Collins and Franklin first met while hosting “Wheel Fun Day” bicycle festival for the Town of West Hartford, and reconnected several years later when both were single. They married in 2019, and are committed to this new community project.
“We just wanted to do something good for the town,” said Franklin, a lawyer who previously helped found West Hartford Little League, raise funds for the Miracle League field, and launch the Underground teen center. Having worked on projects for young kids, children with special needs, and teens, the Blue Back Farmers’ Market is for the entire family, and “the culmination of all the things we’ve done over the years,” he said.
Franklin said that with Collins’ perspective as a teacher and writer, and his legal perspective, and their combined love of community building, they make a great team. Together with the high quality board of directors they have recruited, which includes Hall and several farmers who have been working on this project for the past year, they are hopeful that the market will quickly become a staple in the West Hartford community and a draw for people from throughout the state.
Father’s Day, June 19, will be the opening day for the Blue Back Farmers’ Market, with hours from 10 a.m. until 1 p.m. in the West Hartford Town Hall parking lot. The location, which has plenty of free parking, will allow for expansion, and will also provide the farmers and other vendors easy access to their trucks.

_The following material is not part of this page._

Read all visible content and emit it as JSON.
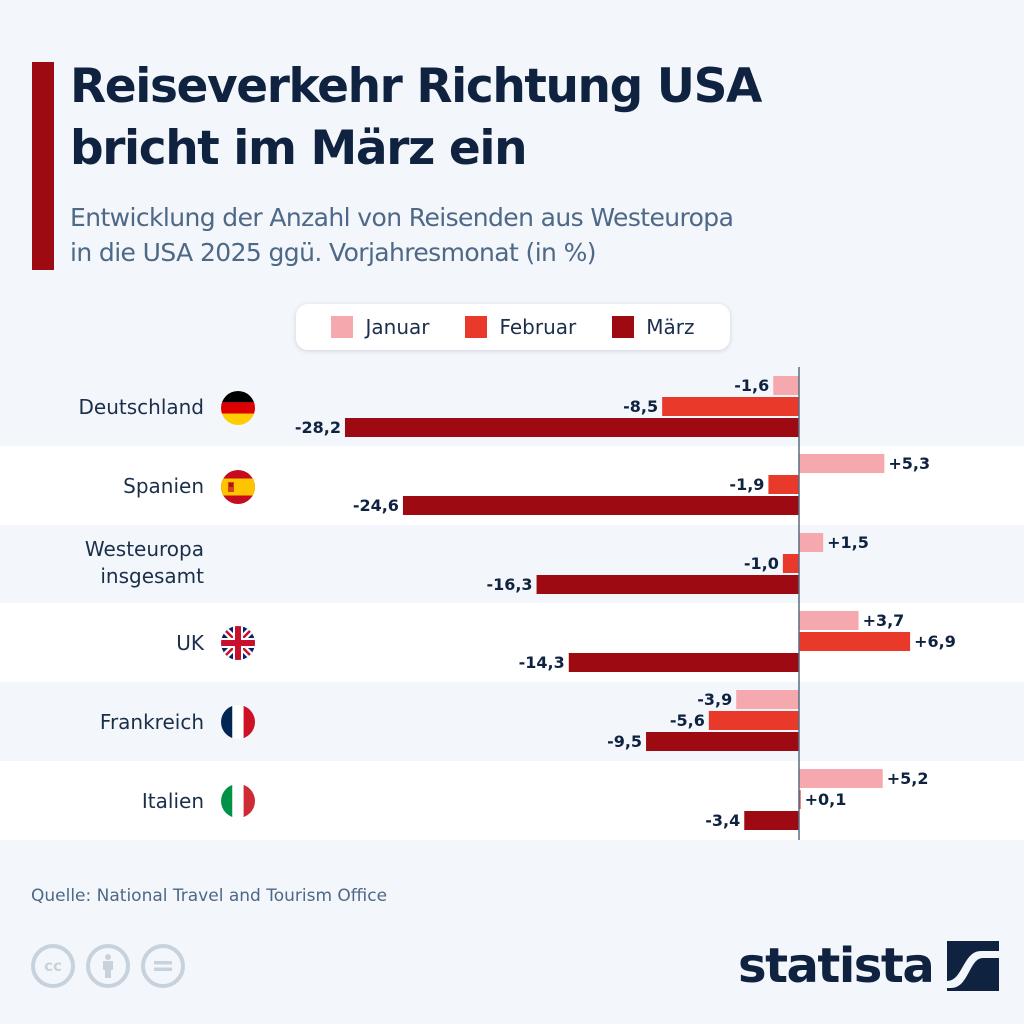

A full calendar of activities can be found on the website www.bluebackfarmersmarket.org, and you can also read and subscribe to the monthly newsletter, “Gatherings.”
“Many of us have felt ‘closed for the season’ since the start of the pandemic which makes the opening of the first annual Blue Back Farmers’ Market perfect for June 2022,” the website states. It’s a perfect time for people to return to community life with exceptional vendors and engaging activities, Collins added.
Sponsorship opportunities ($100 to $5,000) remain, and more information is available on the website.